Nunca quise engañarte, pero a veces la única forma de amar es a través de una mentira.
Recuerdo la noche en que todo comenzó: el chirrido de los frenos, el choque brutal, tu cuerpo inerte sobre el asfalto. Todos gritaron que estabas muerta. Yo también lo creí… hasta que vi el parpadeo fugaz en tus ojos.
Nadie debía saberlo.
La policía, los testigos, incluso tus propios padres lloraron tu supuesto entierro, y yo guardé silencio. Mentí frente al mundo entero porque detrás del accidente no había azar: había un plan, alguien que nos acechaba, un enemigo dispuesto a arrancarte de mí.
Me convertí en tu asesino y en tu salvador al mismo tiempo.

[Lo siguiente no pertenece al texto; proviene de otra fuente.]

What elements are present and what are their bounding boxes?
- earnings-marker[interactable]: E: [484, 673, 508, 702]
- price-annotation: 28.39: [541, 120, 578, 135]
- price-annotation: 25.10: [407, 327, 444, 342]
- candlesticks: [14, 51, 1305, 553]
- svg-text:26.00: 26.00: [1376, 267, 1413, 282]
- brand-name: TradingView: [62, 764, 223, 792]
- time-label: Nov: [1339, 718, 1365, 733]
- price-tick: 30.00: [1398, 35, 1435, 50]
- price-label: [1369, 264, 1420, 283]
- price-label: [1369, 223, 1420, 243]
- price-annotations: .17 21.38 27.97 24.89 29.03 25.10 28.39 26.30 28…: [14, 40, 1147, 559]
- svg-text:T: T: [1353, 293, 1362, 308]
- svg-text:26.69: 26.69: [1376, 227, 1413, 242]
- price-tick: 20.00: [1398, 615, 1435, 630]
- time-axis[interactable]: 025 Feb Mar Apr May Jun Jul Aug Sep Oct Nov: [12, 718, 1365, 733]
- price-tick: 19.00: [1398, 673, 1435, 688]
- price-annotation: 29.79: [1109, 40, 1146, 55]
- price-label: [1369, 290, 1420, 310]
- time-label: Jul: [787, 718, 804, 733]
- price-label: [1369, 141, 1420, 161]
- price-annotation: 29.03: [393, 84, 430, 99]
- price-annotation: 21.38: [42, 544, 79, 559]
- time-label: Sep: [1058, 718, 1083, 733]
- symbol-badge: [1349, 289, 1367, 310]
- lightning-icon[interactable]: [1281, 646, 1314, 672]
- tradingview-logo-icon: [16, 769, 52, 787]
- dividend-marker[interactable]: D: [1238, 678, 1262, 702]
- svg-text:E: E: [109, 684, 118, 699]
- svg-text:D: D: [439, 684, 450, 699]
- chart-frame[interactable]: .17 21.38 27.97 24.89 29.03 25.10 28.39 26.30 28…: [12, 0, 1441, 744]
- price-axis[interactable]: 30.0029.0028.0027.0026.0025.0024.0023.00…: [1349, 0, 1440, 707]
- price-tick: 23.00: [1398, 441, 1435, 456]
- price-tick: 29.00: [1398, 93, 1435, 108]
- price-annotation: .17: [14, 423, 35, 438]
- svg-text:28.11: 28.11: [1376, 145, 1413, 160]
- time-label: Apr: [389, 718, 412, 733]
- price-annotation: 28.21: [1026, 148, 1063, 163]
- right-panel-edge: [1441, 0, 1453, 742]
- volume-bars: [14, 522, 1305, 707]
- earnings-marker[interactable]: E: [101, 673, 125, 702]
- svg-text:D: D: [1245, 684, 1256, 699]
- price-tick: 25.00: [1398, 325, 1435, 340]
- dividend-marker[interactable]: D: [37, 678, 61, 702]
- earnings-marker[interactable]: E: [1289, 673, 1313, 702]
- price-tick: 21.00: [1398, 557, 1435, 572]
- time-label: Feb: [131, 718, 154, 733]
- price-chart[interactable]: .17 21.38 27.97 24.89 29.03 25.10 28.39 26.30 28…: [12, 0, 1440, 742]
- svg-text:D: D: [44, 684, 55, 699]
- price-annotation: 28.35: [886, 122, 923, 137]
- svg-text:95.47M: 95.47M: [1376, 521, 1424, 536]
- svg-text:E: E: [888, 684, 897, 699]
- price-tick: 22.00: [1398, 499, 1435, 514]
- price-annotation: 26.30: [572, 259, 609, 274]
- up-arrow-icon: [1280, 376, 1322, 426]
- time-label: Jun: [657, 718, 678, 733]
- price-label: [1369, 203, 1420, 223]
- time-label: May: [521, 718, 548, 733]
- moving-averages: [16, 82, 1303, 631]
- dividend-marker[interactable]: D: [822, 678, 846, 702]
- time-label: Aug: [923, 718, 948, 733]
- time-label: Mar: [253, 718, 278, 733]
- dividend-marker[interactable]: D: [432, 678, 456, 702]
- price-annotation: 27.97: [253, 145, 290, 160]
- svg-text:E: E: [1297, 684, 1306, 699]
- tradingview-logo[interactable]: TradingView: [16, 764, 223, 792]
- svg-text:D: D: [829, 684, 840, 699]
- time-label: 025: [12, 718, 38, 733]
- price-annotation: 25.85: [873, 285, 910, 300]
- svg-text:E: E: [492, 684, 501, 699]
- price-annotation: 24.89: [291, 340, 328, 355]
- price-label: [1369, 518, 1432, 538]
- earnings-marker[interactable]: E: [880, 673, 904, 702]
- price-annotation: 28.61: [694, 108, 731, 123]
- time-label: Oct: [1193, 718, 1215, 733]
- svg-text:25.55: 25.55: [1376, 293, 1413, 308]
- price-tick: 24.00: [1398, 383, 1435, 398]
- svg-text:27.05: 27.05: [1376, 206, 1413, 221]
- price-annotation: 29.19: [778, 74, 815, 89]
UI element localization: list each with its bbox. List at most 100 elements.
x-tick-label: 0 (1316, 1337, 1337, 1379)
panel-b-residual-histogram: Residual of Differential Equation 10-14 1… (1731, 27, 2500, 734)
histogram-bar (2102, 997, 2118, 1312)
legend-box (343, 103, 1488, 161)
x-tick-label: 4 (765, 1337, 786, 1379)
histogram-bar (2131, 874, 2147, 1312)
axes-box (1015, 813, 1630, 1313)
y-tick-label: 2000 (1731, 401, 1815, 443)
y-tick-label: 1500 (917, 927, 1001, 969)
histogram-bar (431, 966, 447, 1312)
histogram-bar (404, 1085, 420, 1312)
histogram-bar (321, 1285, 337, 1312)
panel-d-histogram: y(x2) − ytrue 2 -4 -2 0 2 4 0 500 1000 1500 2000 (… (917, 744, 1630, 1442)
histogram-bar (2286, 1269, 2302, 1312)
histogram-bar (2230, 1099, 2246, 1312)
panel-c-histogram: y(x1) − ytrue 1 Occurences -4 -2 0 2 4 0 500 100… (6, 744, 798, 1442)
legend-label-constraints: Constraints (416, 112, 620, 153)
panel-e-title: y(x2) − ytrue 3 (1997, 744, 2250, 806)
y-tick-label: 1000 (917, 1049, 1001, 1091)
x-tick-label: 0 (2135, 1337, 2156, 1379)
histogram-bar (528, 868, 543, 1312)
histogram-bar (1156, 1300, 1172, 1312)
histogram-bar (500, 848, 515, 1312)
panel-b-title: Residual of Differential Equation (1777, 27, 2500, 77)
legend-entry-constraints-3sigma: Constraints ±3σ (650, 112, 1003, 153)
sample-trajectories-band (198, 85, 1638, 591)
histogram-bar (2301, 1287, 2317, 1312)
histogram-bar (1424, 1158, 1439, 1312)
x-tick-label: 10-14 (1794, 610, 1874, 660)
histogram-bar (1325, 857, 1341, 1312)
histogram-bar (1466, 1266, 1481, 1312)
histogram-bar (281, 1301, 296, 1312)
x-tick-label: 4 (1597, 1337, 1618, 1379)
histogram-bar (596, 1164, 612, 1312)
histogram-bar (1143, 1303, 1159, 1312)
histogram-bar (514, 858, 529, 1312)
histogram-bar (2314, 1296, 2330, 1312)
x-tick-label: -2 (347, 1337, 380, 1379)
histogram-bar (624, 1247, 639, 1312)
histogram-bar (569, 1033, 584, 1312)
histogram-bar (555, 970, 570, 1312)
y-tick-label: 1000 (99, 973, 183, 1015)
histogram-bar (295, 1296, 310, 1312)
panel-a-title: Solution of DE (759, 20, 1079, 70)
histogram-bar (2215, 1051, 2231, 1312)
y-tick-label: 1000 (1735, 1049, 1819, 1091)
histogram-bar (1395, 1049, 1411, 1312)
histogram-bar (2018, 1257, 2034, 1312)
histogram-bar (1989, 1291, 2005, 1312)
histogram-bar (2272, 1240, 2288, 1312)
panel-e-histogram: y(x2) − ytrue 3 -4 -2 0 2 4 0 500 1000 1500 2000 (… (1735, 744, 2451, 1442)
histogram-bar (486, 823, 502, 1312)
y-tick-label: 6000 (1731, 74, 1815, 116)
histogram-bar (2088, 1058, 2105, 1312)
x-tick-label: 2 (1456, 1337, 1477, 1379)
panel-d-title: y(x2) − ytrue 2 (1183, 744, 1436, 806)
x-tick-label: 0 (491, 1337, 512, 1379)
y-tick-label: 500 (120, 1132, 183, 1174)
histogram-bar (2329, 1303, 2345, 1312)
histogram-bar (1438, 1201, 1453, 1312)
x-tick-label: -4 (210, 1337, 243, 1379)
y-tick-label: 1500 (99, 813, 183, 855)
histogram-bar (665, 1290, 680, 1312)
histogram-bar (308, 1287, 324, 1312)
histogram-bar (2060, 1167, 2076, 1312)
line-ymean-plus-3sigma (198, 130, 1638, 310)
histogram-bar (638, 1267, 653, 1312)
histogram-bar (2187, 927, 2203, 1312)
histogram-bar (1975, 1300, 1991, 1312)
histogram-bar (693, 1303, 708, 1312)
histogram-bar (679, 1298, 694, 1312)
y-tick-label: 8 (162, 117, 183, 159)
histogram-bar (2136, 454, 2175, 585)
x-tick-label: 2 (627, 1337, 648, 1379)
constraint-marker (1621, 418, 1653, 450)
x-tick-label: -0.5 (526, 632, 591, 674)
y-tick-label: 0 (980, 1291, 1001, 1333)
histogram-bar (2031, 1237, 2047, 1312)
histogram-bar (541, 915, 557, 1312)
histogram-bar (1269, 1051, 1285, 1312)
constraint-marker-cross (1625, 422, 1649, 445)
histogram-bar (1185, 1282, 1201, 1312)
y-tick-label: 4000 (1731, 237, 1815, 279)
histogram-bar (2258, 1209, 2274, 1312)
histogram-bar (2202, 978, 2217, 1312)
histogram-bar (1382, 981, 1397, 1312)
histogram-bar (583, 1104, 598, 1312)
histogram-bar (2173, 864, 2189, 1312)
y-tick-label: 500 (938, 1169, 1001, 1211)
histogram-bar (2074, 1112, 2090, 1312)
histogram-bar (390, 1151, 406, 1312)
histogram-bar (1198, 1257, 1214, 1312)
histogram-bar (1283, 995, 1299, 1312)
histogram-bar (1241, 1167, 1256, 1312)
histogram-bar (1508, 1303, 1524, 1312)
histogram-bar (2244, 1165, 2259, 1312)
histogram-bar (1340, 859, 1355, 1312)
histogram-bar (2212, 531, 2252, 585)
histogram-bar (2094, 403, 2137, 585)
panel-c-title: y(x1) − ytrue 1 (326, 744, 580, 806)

Te escondí bajo otro nombre, en una ciudad que no conocías. Cada día que visitaba esa habitación blanca, con el olor metálico de la sangre aún persiguiéndome, fingía serenidad mientras mi conciencia se manchaba.
Sí… hubo muertes.
Él —el que nos seguía, el que provocó el accidente, el que quiso arrancarte de mis brazos— nunca volvió a respirar. Yo lo enterré junto a mi piedad, y nunca miré atrás.
El tiempo pasó, y tus ojos volvieron a brillar, aunque no recordabas nada. Me preguntabas quién eras, quién era yo, por qué lloraba al verte sonreír. Te mentí otra vez: “Sólo soy un extraño agradecido por tu vida”.
Pero en cada gesto tuyo estaba la mujer que amé.
Hoy, por fin, la verdad regresa. Te miro y ya no hay sombras persiguiéndonos, ni fantasmas entre tus recuerdos. Tiemblas al escuchar mi confesión, pero no apartas la mirada.
—¿Entonces todo fue una mentira? —preguntas con un hilo de voz.
—Sí —respondo, sosteniendo tu mano—. Pero fue la única mentira capaz de salvarnos.
Tus labios tiemblan antes de sonreír, y en esa sonrisa, por primera vez, siento que mi culpa tiene sentido. Porque el final de nuestra historia, contra todo pronóstico, sigue siendo el amor.